Ive been into the hobby before, about 6 years ago. I started when i was in junior high with Oscars and Lima shovelnose. I had a 55 then bought a 75 in high school. Switched to Arrowana for several years till they outgrew my 75. My true love was when i left the predatory fish and went to Africans. I mostly had Peacocks and some assorted victorians. Sold all my tanks my last few years in college and have want to get back into it bad! I want to do it right from the ground up, so i have some quick questions. Maybe u guys can shed some light on deals and setup.....

Im gonna go to at least a 125g, but im not against gettin another 75g to get my feet wet again. I'd rather go for the gusto and not have to break down a 75g in a year when i figure out that i should have gone big to begin with. Im gonna use the crushed coral substrate, and have been surfing pics for a month now. I cant find any links to a DIY styrofoam background that i keep seeing everywhere. Anyone out there have one or any DIY background links? I have a ton of round colorado river rock that will make up most of the caves for the critters and some assort. driftwood.

I still have my pair of Magnum 350's, do u guys think its enough filtration for a 125g filled with Mbuna? I do have at least 3 leftover whisper 4's i can piece together, but i havent looked at them in a LONG time.
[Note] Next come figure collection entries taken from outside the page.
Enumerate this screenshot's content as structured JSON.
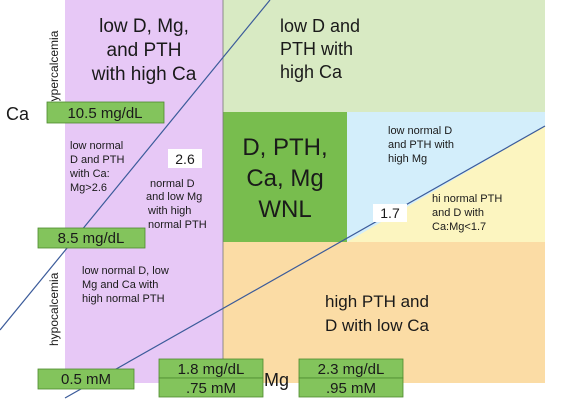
{
  "colors": {
    "purple": "#e7c8f6",
    "green_light": "#d8eac3",
    "green_dark": "#78bd4e",
    "blue": "#d3eefb",
    "yellow": "#fcf5c0",
    "orange": "#fbdca5",
    "label_green": "#83c45c",
    "line_blue": "#3b5b9a",
    "side_label": "#3a55b0"
  },
  "regions": {
    "top_left": [
      "low D, Mg,",
      "and PTH",
      "with high Ca"
    ],
    "top_right": [
      "low D and",
      "PTH with",
      "high Ca"
    ],
    "center": [
      "D, PTH,",
      "Ca, Mg",
      "WNL"
    ],
    "left_mid": [
      "low normal",
      "D and PTH",
      "with Ca:",
      "Mg>2.6"
    ],
    "mid_mid": [
      "normal D",
      "and low Mg",
      "with high",
      "normal PTH"
    ],
    "right_upper": [
      "low normal D",
      "and PTH with",
      "high Mg"
    ],
    "right_lower": [
      "hi normal PTH",
      "and D with",
      "Ca:Mg<1.7"
    ],
    "bottom_left": [
      "low normal D, low",
      "Mg and Ca with",
      "high normal PTH"
    ],
    "bottom_right": [
      "high PTH and",
      "D with low Ca"
    ]
  },
  "side_labels": {
    "top": "hypercalcemia",
    "bottom": "hypocalcemia"
  },
  "axes": {
    "y": "Ca",
    "x": "Mg"
  },
  "thresholds": {
    "ca_high": "10.5 mg/dL",
    "ca_low": "8.5 mg/dL",
    "mg_low_mgdl": "1.8 mg/dL",
    "mg_low_mm": ".75 mM",
    "mg_high_mgdl": "2.3 mg/dL",
    "mg_high_mm": ".95 mM",
    "mg_min": "0.5 mM"
  },
  "ratio_lines": {
    "upper": "2.6",
    "lower": "1.7"
  }
}
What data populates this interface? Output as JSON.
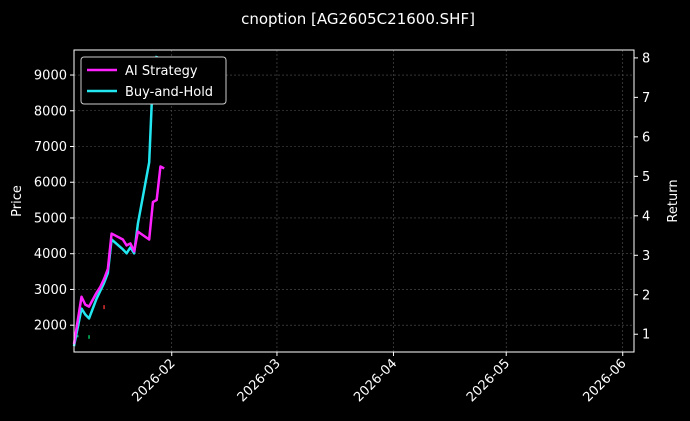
{
  "chart_data": {
    "type": "line",
    "title": "cnoption [AG2605C21600.SHF]",
    "ylabel": "Price",
    "y2label": "Return",
    "ylim": [
      1250,
      9700
    ],
    "y2lim": [
      0.55,
      8.2
    ],
    "yticks": [
      2000,
      3000,
      4000,
      5000,
      6000,
      7000,
      8000,
      9000
    ],
    "y2ticks": [
      1,
      2,
      3,
      4,
      5,
      6,
      7,
      8
    ],
    "xlim": [
      "2026-01-06",
      "2026-06-04"
    ],
    "xticks": [
      "2026-02",
      "2026-03",
      "2026-04",
      "2026-05",
      "2026-06"
    ],
    "xtick_dates": [
      "2026-02-01",
      "2026-03-01",
      "2026-04-01",
      "2026-05-01",
      "2026-06-01"
    ],
    "grid": true,
    "legend": {
      "position": "upper-left"
    },
    "series": [
      {
        "name": "AI Strategy",
        "color": "#ff22ff",
        "axis": "right",
        "dates": [
          "2026-01-06",
          "2026-01-08",
          "2026-01-09",
          "2026-01-10",
          "2026-01-12",
          "2026-01-13",
          "2026-01-14",
          "2026-01-15",
          "2026-01-16",
          "2026-01-19",
          "2026-01-20",
          "2026-01-21",
          "2026-01-22",
          "2026-01-23",
          "2026-01-26",
          "2026-01-27",
          "2026-01-28",
          "2026-01-29",
          "2026-01-30"
        ],
        "values": [
          0.75,
          1.95,
          1.75,
          1.7,
          2.05,
          2.2,
          2.4,
          2.65,
          3.55,
          3.4,
          3.25,
          3.3,
          3.1,
          3.6,
          3.4,
          4.35,
          4.4,
          5.25,
          5.2
        ]
      },
      {
        "name": "Buy-and-Hold",
        "color": "#22e6f0",
        "axis": "right",
        "dates": [
          "2026-01-06",
          "2026-01-08",
          "2026-01-09",
          "2026-01-10",
          "2026-01-12",
          "2026-01-13",
          "2026-01-14",
          "2026-01-15",
          "2026-01-16",
          "2026-01-19",
          "2026-01-20",
          "2026-01-21",
          "2026-01-22",
          "2026-01-23",
          "2026-01-26",
          "2026-01-27",
          "2026-01-28"
        ],
        "values": [
          0.7,
          1.65,
          1.5,
          1.4,
          1.9,
          2.1,
          2.3,
          2.55,
          3.4,
          3.15,
          3.05,
          3.2,
          3.05,
          3.8,
          5.35,
          7.55,
          8.05
        ]
      }
    ],
    "candles": [
      {
        "date": "2026-01-07",
        "low": 1660,
        "high": 1720,
        "color": "#00c060"
      },
      {
        "date": "2026-01-10",
        "low": 1620,
        "high": 1720,
        "color": "#00c060"
      },
      {
        "date": "2026-01-14",
        "low": 2450,
        "high": 2560,
        "color": "#e03030"
      },
      {
        "date": "2026-01-29",
        "low": 9050,
        "high": 9150,
        "color": "#00c060"
      }
    ]
  }
}
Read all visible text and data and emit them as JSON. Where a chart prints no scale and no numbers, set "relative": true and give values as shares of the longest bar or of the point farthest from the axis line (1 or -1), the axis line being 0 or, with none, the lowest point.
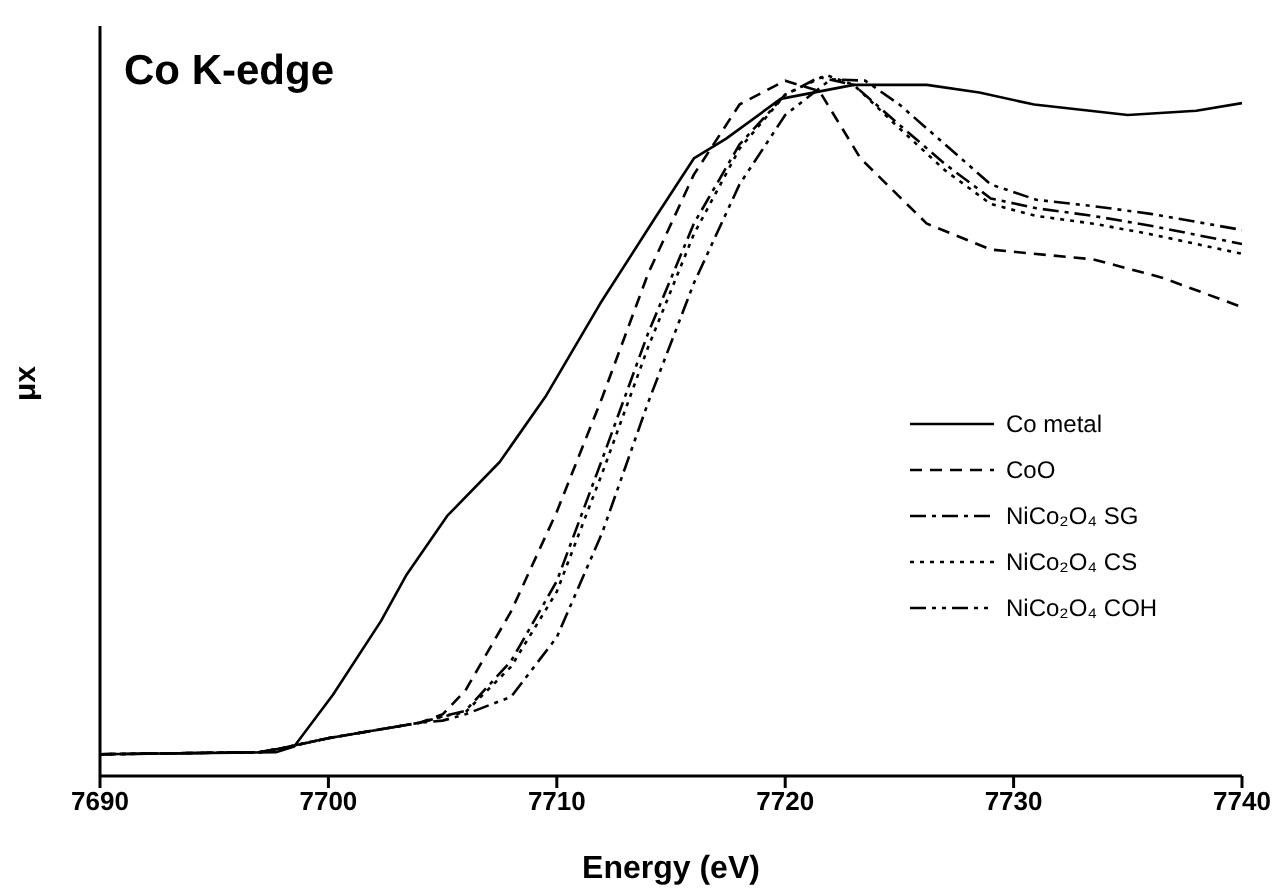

This time i want to do some Frontosa, Blue Dolphins, maybe a few Peacocks, and my favorite Yellow Labs. I do have my eye on a 220g at a local store thats been sittin for some time now. It was selling for $800 with stand and top. I guess nobody wants it, I may have to go down there with $700 cash! That would be awsome. Any suggestions for backgrounds or setup will be greatly appreciated. Like i said, ive been outta the game for some time now.....

Joe in Kansas


----------



## fishfreaks (Jan 19, 2005)

hello, first off welcome to the forums! i think a magnum 350 would be fine for filtration. if you decide to go with some yellow labs, i think they would look beautiful on the black substrate as would the frontosa and peacocks. 

good luck!


----------



## cameraman_2 (Mar 28, 2005)

Here is a link to some DIY stuff. http://www.cichlid-forum.com/articles/diy_list.php At the bottom there is 3 different things about bacgrounds. The backgrounds you just form yourself and the styrfoam is just what you use to put the concrete on to form the background of your choice.
Hope that helps.


----------



## sulferhead (May 14, 2005)

thanx, that's what i wuz lookin for!


----------